In the third part of her interview with ABC’s Charles Gibson that aired Friday evening, Palin correctly referred to the GSEs as “quasigovernment” entities that need more oversight. And for that matter, even Democratic nominee Barack Obama has commendably recognized the problems with the GSEs hybrid public-private nature. He said on the campaign stump, “We can’t have a situation in which, during boom times, management and investors are soaking up huge profits, taking extraordinary risks, and thinking to themselves that if they get into trouble because of these risky investments that somehow the taxpayers are going to be there to bail them out.”

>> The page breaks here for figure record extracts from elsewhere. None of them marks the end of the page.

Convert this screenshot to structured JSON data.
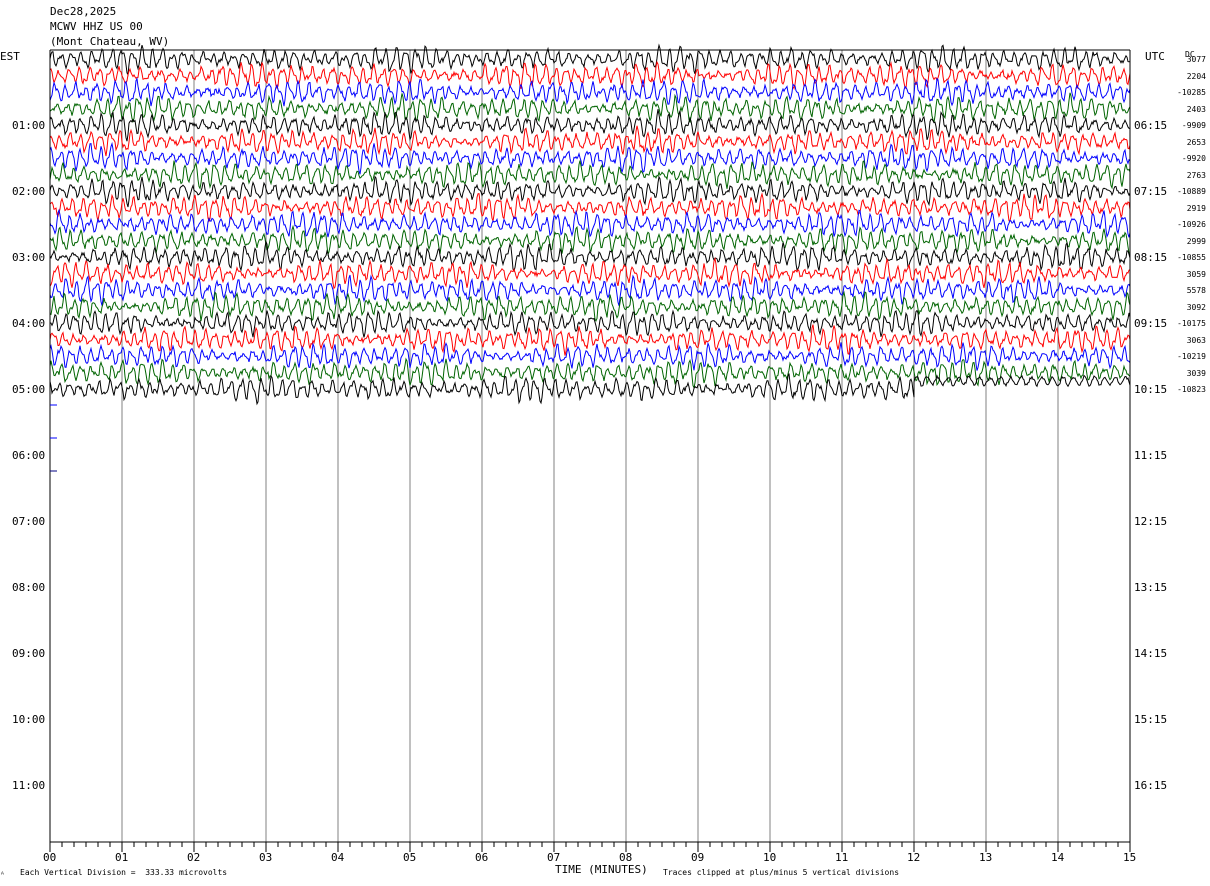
{
  "header": {
    "date": "Dec28,2025",
    "station": "MCWV HHZ US 00",
    "location": "(Mont Chateau, WV)"
  },
  "left_timezone": "EST",
  "right_timezone": "UTC",
  "dc_label": "DC",
  "footer": {
    "scale_note": "Each Vertical Division =  333.33 microvolts",
    "xlabel": "TIME (MINUTES)",
    "clip_note": "Traces clipped at plus/minus 5 vertical divisions"
  },
  "colors": {
    "trace_cycle": [
      "#000000",
      "#ff0000",
      "#0000ff",
      "#006400"
    ],
    "grid": "#808080",
    "marker": "#0000ff"
  },
  "chart_data": {
    "type": "line",
    "title": "MCWV HHZ US 00",
    "xlabel": "TIME (MINUTES)",
    "x_ticks": [
      "00",
      "01",
      "02",
      "03",
      "04",
      "05",
      "06",
      "07",
      "08",
      "09",
      "10",
      "11",
      "12",
      "13",
      "14",
      "15"
    ],
    "xlim": [
      0,
      15
    ],
    "left_hour_labels": [
      "01:00",
      "02:00",
      "03:00",
      "04:00",
      "05:00",
      "06:00",
      "07:00",
      "08:00",
      "09:00",
      "10:00",
      "11:00"
    ],
    "right_hour_labels": [
      "06:15",
      "07:15",
      "08:15",
      "09:15",
      "10:15",
      "11:15",
      "12:15",
      "13:15",
      "14:15",
      "15:15",
      "16:15"
    ],
    "rows_per_hour": 4,
    "minutes_per_row": 15,
    "trace_rows_total": 21,
    "last_row_minutes": 12,
    "dc_offsets": [
      "3077",
      "2204",
      "-10285",
      "2403",
      "-9909",
      "2653",
      "-9920",
      "2763",
      "-10889",
      "2919",
      "-10926",
      "2999",
      "-10855",
      "3059",
      "5578",
      "3092",
      "-10175",
      "3063",
      "-10219",
      "3039",
      "-10823"
    ]
  }
}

What about her critics’ technical point that it was wrong for her to characterize Fannie and Freddie as “expensive to the taxpayer” because Treasury hasn’t actually made a payment yet? Well, “Geniuses,” if we want to get technical about it, the GSEs have already cost taxpayers billions through the decades. By virtue of their tax exempions, they have cost state and local governments all the tax dollars other firms would be paying for the same profit-making activities. It’s political liberals, after all, who routinely refer to tax exemptions as “tax expenditures” the government has to pay. In fact, the liberal group Americans for Democratic Action decried in a 2007 resolution “this reduction in the District [of Columbia]’s tax base,” because “Congress has exempted various … quasi-governmental organizations, such as Fannie Mae, from taxation.”
It’s hard to tell if all this rage at the statement is really aimed at Palin or just at the fact that Fannie and Freddie’s implosion showed the role that government intervention, rather than a supposedly unfettered free market, played in the mortgage meltdown. As Hans Bader has noted in Open Market, many folks “are so ideologically invested in depicting the mortgage crisis as the result of a lack of government involvement that they simply cannot accept the reality that Government-Sponsored Enterprises were at the root of the problem.” The GSEs are the big-government elephant in the room that just made a huge noise in the middle of deregulation being blamed for the mortgage mess.
Ironically, amid all the uproar, we still know very little about the long-term fixes for the GSEs that will be put in place by either the McCain-Palin or Obama-Biden administration. But we do know that the cause of serious GSE reform is not helped by pseudo-sophisticated economic ignoramuses such as the critics of Palin’s comments.